Many people are wondering about the fencing that runs along Downsview Park’s Keele Street border and questioning the validity of rumors that a shopping mall or a condo is being built.

Let’s set the record straight. Downsview Park is building a lake.

The fencing seen stretching alongside Keele Street has been erected for safety reasons; it surrounds the area where a new nine-acre lake, or stormwater management pond, is being built. No mall. No condo. The lake will have a public lookout point and will be edged with aquatic plants. The lake is one element of a new stormwater management system that will help cleanse the water traveling through the soil of Downsview Park before it reaches the Black Creek system. It will not only function for the benefit of the community but will also be a great place to visit, learn and experience great things.

   

The soil excavated for the lake will be used to create another park feature, the Mound, and will be used to build up other areas in the park. The Mound is one of Downsview Park’s most prominent landscape elements. Situated on the highest point of the site, it will be a natural landmark that offers an open, elevated vista in all directions, keeping with the spirit of Downsview being at the height of the Don and Humber rivers’ systems. The northwest side of the Mound will be an unobstructed grassy slope that will transform into a tobogganing run in the winter.
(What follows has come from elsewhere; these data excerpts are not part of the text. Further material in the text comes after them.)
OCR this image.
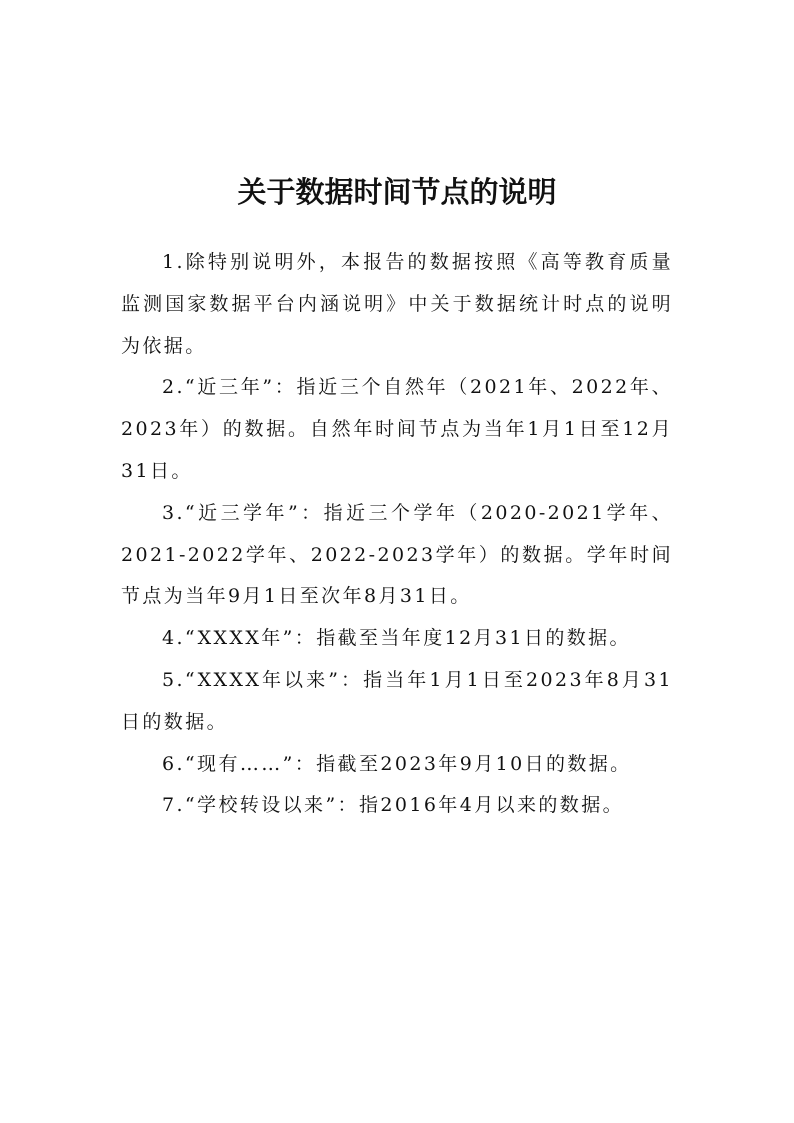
关于数据时间节点的说明

1.除特别说明外，本报告的数据按照《高等教育质量监测国家数据平台内涵说明》中关于数据统计时点的说明为依据。

2.“近三年”：指近三个自然年（2021年、2022年、2023年）的数据。自然年时间节点为当年1月1日至12月31日。

3.“近三学年”：指近三个学年（2020-2021学年、2021-2022学年、2022-2023学年）的数据。学年时间节点为当年9月1日至次年8月31日。

4.“XXXX年”：指截至当年度12月31日的数据。

5.“XXXX年以来”：指当年1月1日至2023年8月31日的数据。

6.“现有……”：指截至2023年9月10日的数据。

7.“学校转设以来”：指2016年4月以来的数据。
More than 75 per cent of the trees that had to be moved for the lake’s construction have been replanted elsewhere in the Park.

   

For more information on construction of the lake and the stormwater management system, please refer to the January issue of Downsview Park’s e-Newsletter  or contact our main office at 416-952-2222.

 

   

Visitors passing by 70 Canuck Avenue may have wondered what was up this winter when they saw drilling machinery, pipes and metal frames sticking out of the ground.

What went UP were three 3,000-square-foot greenhouses. The greenhouses are part of a new three-year Urban Agriculture Pilot Project in Downsview Park. The Urban Agriculture Pilot Project is approximately three acres in total area and includes outdoor plots for a variety of users, from organizations to individuals of the local community. The intent of the pilot project -- located south of the building occupied by Toronto and Region in the north-west portion of the property, on an interim basis -- is to provide a means for various community groups, individuals and urban agriculture organizations to create locally grown, organic produce from within an urban centre, while testing a range of technical and programming issues to be deployed in the Cultivation Campus in a more permanent way in the future. This future campus, in the south end of the Park, will include a strong educational component. The site has been prepared for spring 2009 planting, by cultivating the soil, roto-tiling and depositing leaf compost to increase organic content.

   

If you’re interested in obtaining information about greenhouse or outdoor plots, please contact Jim Dow at jdow@downsviewpark.ca or 416-952-2222.

What went DOWN were 25 pipes into 480-foot deep bore holes for the new geothermal system for the building at 70 Canuck Avenue and the greenhouses next door. Geothermal systems use the earth's natural heating and cooling abilities to control the heating/cooling systems in buildings. Built in 1971, the ’youngest’ building on the site, the building at 70 Canuck had the most potential to be challenged for this transformation and our tenant and kindred spirit in the quest for sustainability, Toronto and Region Conservation, did its best to move this process forward with us.

   

The installation of the underground piping system is complete and work is underway on final mechanical modifications and new thermal windows/frames, which will be completed in May. The new geothermal system will improve the building's energy efficiency and reduce reliance on carbon-based forms of energy as part of PDP's sustainability mandate

 

   

Other features of Downsview Park under construction:

Sports fields
Check out the next issue of Downsview Park’s e-News for information on the new washroom/change room pavilion with many fabulous eco features!

 

 

Downsview Park is taking steps to make every aspect of park construction sustainable. Take a look at the many ways construction can be eco-friendly…

   
   

 
   

All asphalt and concrete removed in Downsview Park is recycled. It’s hard to believe, but asphalt and concrete are recyclable. A special grinder is used to crush the hard materials into smaller pieces, similar to gravel. Any rebar or other materials within the concrete/asphalt are removed by the machine and taken for recycling or appropriate disposal. The crushed material has been used on site for road or pathway construction. The crushed concrete is currently being reused as bedding material for the underground stormwater and sanitary sewer system and construct the base for the circuit path and other walkways that run through the Park.

   
   
 
   

All metal, i.e., rebar collected during deconstruction activities, is recycled off site.

   

 
   

Resurfacing of the parking lot and road area between 65 Carl Hall Road and 75 Carl Hall Road will begin at the end of May and continue to mid July.

The old asphalt will be removed and recycled. The exposed parking lot area will be covered in ‘engineered soil’ to create a ‘tree root zone’ for tree roots to extend into and under the parking lot. Engineered soil also filters water running off the parking lot. Parking spaces will be topped with permeable unit pavers, which are concrete paving stones separated by narrow gaps that are filled with sand or gravel for water drainage to the soil beneath. The roadway will be delineated by generous landscaped areas with trees and bioswales surrounding the parking lot, for stormwater runoff.